When Amanda Hurst joined the military in 2009, she was married to the father of her two children.

(News13)
(News13)

 

The family moved from Florida to Fort Drum, New York so Hurst could undergo training before deploying to Iraq and Afghanistan.

The bad news started after Hurst began serving overseas. She was alerted that she'd need to make other arrangements for her children because her husband was in and out of jail.

She was able to return home briefly and granted her stepmother guardianship over the kids. But shortly before her honorable discharge in 2013, her stepmother became estranged from the rest of the family and took the children with her from Florida to New Jersey.

The children soon developed some emotional problems, which, according to the Department of Children and Families, warranted their removal from the stepmother’s home and subsequent placement in foster care.

(News13)
(News13)

 

All the while, Hurst was trying to serve her country and provide for her family. 
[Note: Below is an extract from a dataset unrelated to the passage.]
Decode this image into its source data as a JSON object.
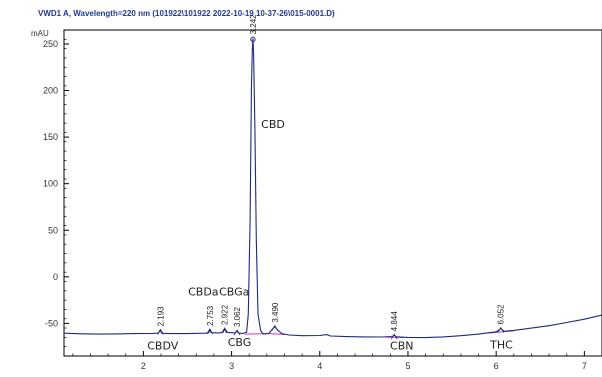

“I chose to stay in the military because as a single mom, it was a way for me to provide for them,” she said.

Unfortunately, Hurst has struggled to get her children since arriving back in the U.S. It seems that the law states Hurst should takeover the care of her children, but the relevant departments in Florida and New Jersey aren’t taking care of the situation. 

“The judge has previously said, and restated today, that the best place for these children is with their mother,” Hurst’s attorney told the Daily Mail.

“All we’re waiting for now is the two departments in New Jersey and Florida to start talking to one another, and then we can get these children home.”

“I’m not an unfit mother,” Hurst told News 13. “Before I joined the military, my only crime was [being] poor… I was uneducated.”

Hurst has already missed out on years of her children growing up, and doesn’t want to miss another moment. 

Hurst was told interstate compacts on the placement of children can take up to nine months, but is hoping she'll get her children back within the next 30 days.

“When you have lawyers stand up in open court and tell you that an interstate compact can take 8 or 9 months, and then you have judges say, ‘Well, we’re not going to accept that,’ then they’re coming down to 30 days,” said Brad Sherman, her lawyer. “I think if the right buttons are pushed, it could happen next week.”

“The wheels are turning and in motion,” Hurst added on Wednesday. “Hopefully it won’t take 8 to 9 months, and the kids will be home soon.”